Pain can be the result of many causes including injury, infection, arthritis, nerve damage, etc. But for many, there is an underlying inflammatory component with any condition that not only adds to pain but prevents healing and tissue repair.
So what do your hormones have to do with this?
chronic pain and inflammation can be precursors to hormone imbalance related specifically to estrogen, testosterone, progestrone and cortisol.
Estradiol: Having lower than “optimal” estrogen levels has been repeatedly linked to osteoarthritis as estrogens influence the way joint tissues help with bone production and re-building, promoting muscle growth as well as decreasing muscle breakdown.
Testosterone: Testosterone contributes to the buildup and strengthening of tissues and has also been shown to reduce inflammatory markers. This is helpful for pain management because, in general, lower inflammation levels can help to minimize pain and pain-related symptoms.
Progesterone: Progesterone well known for its anti-inflammatory benefits.

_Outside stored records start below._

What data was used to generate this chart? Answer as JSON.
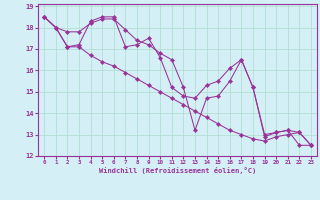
{
  "line1_x": [
    0,
    1,
    2,
    3,
    4,
    5,
    6,
    7,
    8,
    9,
    10,
    11,
    12,
    13,
    14,
    15,
    16,
    17,
    18,
    19,
    20,
    21,
    22,
    23
  ],
  "line1_y": [
    18.5,
    18.0,
    17.1,
    17.2,
    18.3,
    18.5,
    18.5,
    17.1,
    17.2,
    17.5,
    16.6,
    15.2,
    14.8,
    14.7,
    15.3,
    15.5,
    16.1,
    16.5,
    15.2,
    13.0,
    13.1,
    13.2,
    12.5,
    12.5
  ],
  "line2_x": [
    0,
    1,
    2,
    3,
    4,
    5,
    6,
    7,
    8,
    9,
    10,
    11,
    12,
    13,
    14,
    15,
    16,
    17,
    18,
    19,
    20,
    21,
    22,
    23
  ],
  "line2_y": [
    18.5,
    18.0,
    17.8,
    17.8,
    18.2,
    18.4,
    18.4,
    17.9,
    17.4,
    17.2,
    16.8,
    16.5,
    15.2,
    13.2,
    14.7,
    14.8,
    15.5,
    16.5,
    15.2,
    12.9,
    13.1,
    13.2,
    13.1,
    12.5
  ],
  "line3_x": [
    0,
    1,
    2,
    3,
    4,
    5,
    6,
    7,
    8,
    9,
    10,
    11,
    12,
    13,
    14,
    15,
    16,
    17,
    18,
    19,
    20,
    21,
    22,
    23
  ],
  "line3_y": [
    18.5,
    18.0,
    17.1,
    17.1,
    16.7,
    16.4,
    16.2,
    15.9,
    15.6,
    15.3,
    15.0,
    14.7,
    14.4,
    14.1,
    13.8,
    13.5,
    13.2,
    13.0,
    12.8,
    12.7,
    12.9,
    13.0,
    13.1,
    12.5
  ],
  "color": "#993399",
  "bg_color": "#d4eff5",
  "grid_color": "#aaddcc",
  "xlabel": "Windchill (Refroidissement éolien,°C)",
  "ylim": [
    12,
    19
  ],
  "xlim": [
    -0.5,
    23.5
  ],
  "yticks": [
    12,
    13,
    14,
    15,
    16,
    17,
    18,
    19
  ],
  "xticks": [
    0,
    1,
    2,
    3,
    4,
    5,
    6,
    7,
    8,
    9,
    10,
    11,
    12,
    13,
    14,
    15,
    16,
    17,
    18,
    19,
    20,
    21,
    22,
    23
  ]
}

More specifically, progesterone has been shown to reduce neuropathic pain, which is a complex, chronic pain involving nerve damage.

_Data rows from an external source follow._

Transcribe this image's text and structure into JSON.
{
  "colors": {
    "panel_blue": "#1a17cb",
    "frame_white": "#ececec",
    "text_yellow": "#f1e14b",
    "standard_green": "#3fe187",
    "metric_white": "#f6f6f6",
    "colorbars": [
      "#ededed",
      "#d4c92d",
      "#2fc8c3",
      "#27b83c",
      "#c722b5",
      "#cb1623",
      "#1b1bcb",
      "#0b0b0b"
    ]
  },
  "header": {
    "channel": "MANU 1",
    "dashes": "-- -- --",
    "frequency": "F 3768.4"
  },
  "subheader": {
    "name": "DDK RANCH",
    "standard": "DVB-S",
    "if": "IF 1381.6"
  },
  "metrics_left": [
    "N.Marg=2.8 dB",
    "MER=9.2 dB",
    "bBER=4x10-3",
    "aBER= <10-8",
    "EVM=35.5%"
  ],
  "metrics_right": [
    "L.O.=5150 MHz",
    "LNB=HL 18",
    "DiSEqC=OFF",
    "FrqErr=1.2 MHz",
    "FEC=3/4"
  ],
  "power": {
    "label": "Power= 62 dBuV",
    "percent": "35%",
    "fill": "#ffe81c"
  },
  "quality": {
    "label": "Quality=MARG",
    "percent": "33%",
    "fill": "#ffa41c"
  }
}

Cortisol: Released by the body in high-stress, unexpected situations (think a loud noise that terrifies you or an unexpected misstep that almost sends you falling down the stairs) to enable fast recovery in the system, one of the primary roles of cortisol in the body is to minimize inflammation and control your body’s immune response. But continuous, ongoing stress and stimulation of your adrenal glands (as in the case of chronic pain) can lead to a depletion of cortisol, allowing inflammatory processes within your body to overstimulate, leading to swelling, pain and even tissue damage.
Managing any hormonal imbalance caused by chronic pain can help to minimize symptoms and improve quality of life.